Decode Your Child’s Coloring Pages
Children love to give color, and their work is a reflection of their interior world. Most kids don’t think about or censor their artwork. For the past 40 years, I’ve used children’s Colouring Webpages as an important part of my pediatric practice. At each well-child visit beginning at 4 or 5 5 yrs . old, our nurse asks the child to “give color a picture of your loved ones doing something.” To simplify the procedure, each exam room is equipped with blank white newspaper over a clipboard with a dark felt pen.
The family colouring helps me survey development at a given moment in time, and it may word of advice me off to potential problems. A single colouring is a snapshot of a child’s point of view — of her role in the family, her romance to other members of the family, and her self-esteem. In addition, it may show talents in the child and the family that are important to recognize and validate. It could indicate cultural patterns that provide me a better knowledge of some actions or beliefs. I always ask the parents because of their impression of the colouring site, because our dialogue can produce even more info that might not exactly come up usually.
An enormous caveat here: We all want to find hidden meanings in Coloring Pages, but be cautious about overinterpreting. It isn’t a good idea to read too much into your child’s sketches. Instead, utilize them as an possibility to talk with your child about what he or she has drawn. Then ask questions about them to enhance communication between you. Do your very best to avoid giving too many of your own impressions. I purposely keep carefully the discussion very open-ended: “Tell me about your coloring. Who will be the people in the picture? What are they doing?” For examples of what you may be looking for with your own children, check out my analysis of the kids’ Coloring Pages.
This first picture is a superb exemplory case of how artwork can be considered a springboard for dialogue. It was attracted by an individual of mine when she was 11. She possessed lived alone with her mom since beginning and she has no siblings. On the surface, her physical health, schoolwork, and communal development were just fine. But she made friends little by little and she was unusually cautious about leaving her mother to go to friends’ houses. She preferred to get friends come to her house and play while her mother was nearby. I used to be concerned that their close relationship got truly in the way of her learning how to split up from her mommy, which really is a necessary part of development.
I hadn’t been able to get this point across at prior office trips. But with this colouring, I had developed an opening. Just how they were located so closely collectively, and the fact that a short string connected the mom and girl, stood out if you ask me. WHENEVER I asked Mother, “What do you consider relating to this picture?” she at first talked proudly about her daughter’s coloring skills. But then she accepted that she could see what I’d been trying to state about their marriage. We could actually speak about it, and she remaining the office encouraged to help her little girl (and herself ) discover ways to separate psychologically while keeping their caring and close romantic relationship.

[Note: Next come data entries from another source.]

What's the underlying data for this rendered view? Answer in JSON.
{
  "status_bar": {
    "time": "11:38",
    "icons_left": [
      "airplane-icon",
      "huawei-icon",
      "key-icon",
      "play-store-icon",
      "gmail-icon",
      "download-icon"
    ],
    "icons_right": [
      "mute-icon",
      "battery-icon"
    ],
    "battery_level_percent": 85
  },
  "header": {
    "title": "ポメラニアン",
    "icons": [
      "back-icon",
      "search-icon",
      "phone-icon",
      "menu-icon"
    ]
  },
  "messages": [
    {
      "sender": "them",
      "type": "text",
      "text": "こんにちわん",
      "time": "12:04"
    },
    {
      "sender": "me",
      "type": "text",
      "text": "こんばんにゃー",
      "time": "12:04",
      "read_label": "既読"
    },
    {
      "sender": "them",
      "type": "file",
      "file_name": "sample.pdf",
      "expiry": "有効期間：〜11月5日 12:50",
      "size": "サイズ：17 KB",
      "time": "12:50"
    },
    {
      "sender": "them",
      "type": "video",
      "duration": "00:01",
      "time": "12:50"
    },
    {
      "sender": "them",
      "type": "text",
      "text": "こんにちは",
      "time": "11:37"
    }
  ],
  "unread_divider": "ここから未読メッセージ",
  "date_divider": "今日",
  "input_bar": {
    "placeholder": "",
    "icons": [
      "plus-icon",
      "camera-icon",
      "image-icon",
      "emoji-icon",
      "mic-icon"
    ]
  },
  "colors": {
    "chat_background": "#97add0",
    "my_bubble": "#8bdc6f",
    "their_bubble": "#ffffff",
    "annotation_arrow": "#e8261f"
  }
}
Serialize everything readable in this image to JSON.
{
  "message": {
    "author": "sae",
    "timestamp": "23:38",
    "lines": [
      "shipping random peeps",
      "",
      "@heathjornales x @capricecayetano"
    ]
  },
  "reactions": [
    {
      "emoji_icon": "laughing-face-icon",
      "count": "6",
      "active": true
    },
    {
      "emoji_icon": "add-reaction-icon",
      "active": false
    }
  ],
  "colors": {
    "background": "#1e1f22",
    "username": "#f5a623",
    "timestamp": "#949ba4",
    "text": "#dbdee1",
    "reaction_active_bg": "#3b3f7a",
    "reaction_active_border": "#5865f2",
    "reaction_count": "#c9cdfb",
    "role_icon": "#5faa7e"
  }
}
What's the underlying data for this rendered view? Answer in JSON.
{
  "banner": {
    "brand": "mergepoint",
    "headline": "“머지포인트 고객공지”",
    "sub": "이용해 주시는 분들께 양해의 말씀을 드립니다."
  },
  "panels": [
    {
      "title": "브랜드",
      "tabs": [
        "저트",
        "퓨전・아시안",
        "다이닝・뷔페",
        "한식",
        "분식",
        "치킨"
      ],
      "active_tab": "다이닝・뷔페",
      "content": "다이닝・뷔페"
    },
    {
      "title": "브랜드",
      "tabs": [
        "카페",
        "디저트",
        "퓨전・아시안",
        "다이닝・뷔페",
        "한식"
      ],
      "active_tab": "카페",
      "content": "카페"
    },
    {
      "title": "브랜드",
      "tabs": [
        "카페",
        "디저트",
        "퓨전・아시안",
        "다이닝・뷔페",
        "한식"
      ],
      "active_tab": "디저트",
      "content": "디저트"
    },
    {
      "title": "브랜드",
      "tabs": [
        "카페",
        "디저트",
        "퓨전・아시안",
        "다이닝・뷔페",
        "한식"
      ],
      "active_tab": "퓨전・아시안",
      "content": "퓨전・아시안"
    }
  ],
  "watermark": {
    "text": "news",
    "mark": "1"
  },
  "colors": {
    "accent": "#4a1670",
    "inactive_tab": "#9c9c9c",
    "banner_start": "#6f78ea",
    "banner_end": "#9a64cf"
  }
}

Color skills often start to tell a tale in kindergarten. Although kids at this age have a tendency to use simple keep figures, you will often opt for things up from facial expressions, where members of the family are put, and what they’re doing. This second picture, drawn by the 5-year-old girl, can be an example of that. She drew her mother on the significantly left, accompanied by the family dog, her father, herself, and her 8-year-old brother. The girl drew herself as bigger than her parents — this typically displays good self-esteem. It’s worthwhile noting that she positioned herself between her daddy and sibling: When children are between 4 and 6 years old, they create a sense of these gender identity. As part of this normal developmental process, girls often get bodily and emotionally nearer to their daddy (children this age have a tendency to get nearer to their mom), and the feelings are temporary.